Proceedings of The International Conference on Research in Teaching and Education
Rethinking thinking on assessment: reforming educational policy and classroom practices
Dr. Tracey Connolly
Internationally, assessment has become central to both educational policy and practice and is deemed by educators and learners alike as playing a pivotal role in the learning and teaching cycle. Many definitions of assessment abound, and Huba and Freed (2000) broadly define it as the process of gathering and discussing information from multiple and diverse sources in order to develop a deep and vivid picture of students’ knowledge and understanding.
In the context of Irish educational policy and practice, assessment has historically developed from summative assessment involving traditional rote approaches to learning to a more sophisticated approach utilising both formative and summative assessment, as will be introduced in all subjects for Junior Cycle secondary schools in September 2019.

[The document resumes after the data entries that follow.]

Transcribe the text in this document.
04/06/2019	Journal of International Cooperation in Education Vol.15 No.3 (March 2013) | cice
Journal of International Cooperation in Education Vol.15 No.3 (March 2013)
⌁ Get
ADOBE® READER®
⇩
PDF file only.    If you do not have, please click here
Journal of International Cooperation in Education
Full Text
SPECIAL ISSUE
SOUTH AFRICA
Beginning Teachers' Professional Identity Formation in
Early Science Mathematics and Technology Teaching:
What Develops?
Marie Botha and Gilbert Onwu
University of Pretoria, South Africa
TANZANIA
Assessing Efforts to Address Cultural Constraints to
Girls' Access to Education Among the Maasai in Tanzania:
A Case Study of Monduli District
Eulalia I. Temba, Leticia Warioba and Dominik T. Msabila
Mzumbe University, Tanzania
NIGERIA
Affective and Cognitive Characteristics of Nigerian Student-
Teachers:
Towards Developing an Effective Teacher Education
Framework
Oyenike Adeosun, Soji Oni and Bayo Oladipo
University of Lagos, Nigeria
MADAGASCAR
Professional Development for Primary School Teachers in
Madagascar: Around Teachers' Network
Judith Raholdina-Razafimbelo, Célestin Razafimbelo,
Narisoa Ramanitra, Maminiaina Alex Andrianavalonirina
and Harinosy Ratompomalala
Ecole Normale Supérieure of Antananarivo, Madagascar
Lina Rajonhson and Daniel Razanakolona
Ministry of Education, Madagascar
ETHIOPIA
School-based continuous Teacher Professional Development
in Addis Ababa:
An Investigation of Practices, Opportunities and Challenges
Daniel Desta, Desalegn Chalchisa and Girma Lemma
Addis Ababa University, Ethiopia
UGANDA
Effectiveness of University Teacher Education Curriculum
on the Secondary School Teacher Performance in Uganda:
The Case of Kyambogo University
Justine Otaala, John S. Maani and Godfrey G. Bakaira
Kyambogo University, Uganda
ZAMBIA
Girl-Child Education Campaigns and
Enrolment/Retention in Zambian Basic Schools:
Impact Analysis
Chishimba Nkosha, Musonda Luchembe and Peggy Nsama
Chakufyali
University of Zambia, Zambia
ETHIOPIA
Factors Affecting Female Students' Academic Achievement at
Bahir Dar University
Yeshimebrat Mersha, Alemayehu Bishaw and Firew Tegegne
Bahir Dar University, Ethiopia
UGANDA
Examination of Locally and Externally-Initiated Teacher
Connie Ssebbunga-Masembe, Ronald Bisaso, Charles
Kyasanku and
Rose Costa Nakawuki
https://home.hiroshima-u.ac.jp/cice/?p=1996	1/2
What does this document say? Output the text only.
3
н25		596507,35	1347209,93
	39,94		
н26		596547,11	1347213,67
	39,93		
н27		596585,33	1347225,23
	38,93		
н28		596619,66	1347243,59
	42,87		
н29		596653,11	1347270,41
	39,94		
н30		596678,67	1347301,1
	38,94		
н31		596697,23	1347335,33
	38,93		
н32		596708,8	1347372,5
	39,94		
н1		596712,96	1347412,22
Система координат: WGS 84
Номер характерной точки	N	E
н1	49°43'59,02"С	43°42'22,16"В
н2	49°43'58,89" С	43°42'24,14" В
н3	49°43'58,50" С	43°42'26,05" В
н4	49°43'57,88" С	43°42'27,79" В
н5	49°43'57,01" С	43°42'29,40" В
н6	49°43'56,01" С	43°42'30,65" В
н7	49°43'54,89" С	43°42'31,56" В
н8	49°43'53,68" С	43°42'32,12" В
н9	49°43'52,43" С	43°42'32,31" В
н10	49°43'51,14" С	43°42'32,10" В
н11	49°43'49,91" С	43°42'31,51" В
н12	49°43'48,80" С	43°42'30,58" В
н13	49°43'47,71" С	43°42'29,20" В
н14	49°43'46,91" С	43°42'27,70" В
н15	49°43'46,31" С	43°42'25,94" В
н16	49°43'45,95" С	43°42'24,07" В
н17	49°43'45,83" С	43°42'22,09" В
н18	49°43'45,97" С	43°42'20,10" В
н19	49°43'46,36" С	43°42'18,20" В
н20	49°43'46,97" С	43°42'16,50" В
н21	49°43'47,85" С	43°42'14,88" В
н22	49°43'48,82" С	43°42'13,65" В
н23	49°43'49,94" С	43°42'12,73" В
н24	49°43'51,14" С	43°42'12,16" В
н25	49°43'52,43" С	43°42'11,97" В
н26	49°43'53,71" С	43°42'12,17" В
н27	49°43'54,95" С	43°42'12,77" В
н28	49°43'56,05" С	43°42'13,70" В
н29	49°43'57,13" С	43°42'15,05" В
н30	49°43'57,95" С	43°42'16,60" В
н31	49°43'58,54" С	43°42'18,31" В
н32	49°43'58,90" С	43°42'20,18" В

This paper will examine the historical nature of the development of assessment policy and practices in Ireland. This is timely in light of current reform across all subject areas at Junior Cycle level. Black and William (1998) identified the potentially sizable benefits to be made when formative assessment is used as evidence to adapt teaching to meet students’ needs and this paper will draw on literature and theory to argue the case for both summative and formative assessment as a key players in enhancing learning and teaching.
Keywords: assessment for learning; assessment of learning; educational policy; educational reform; pedagogy.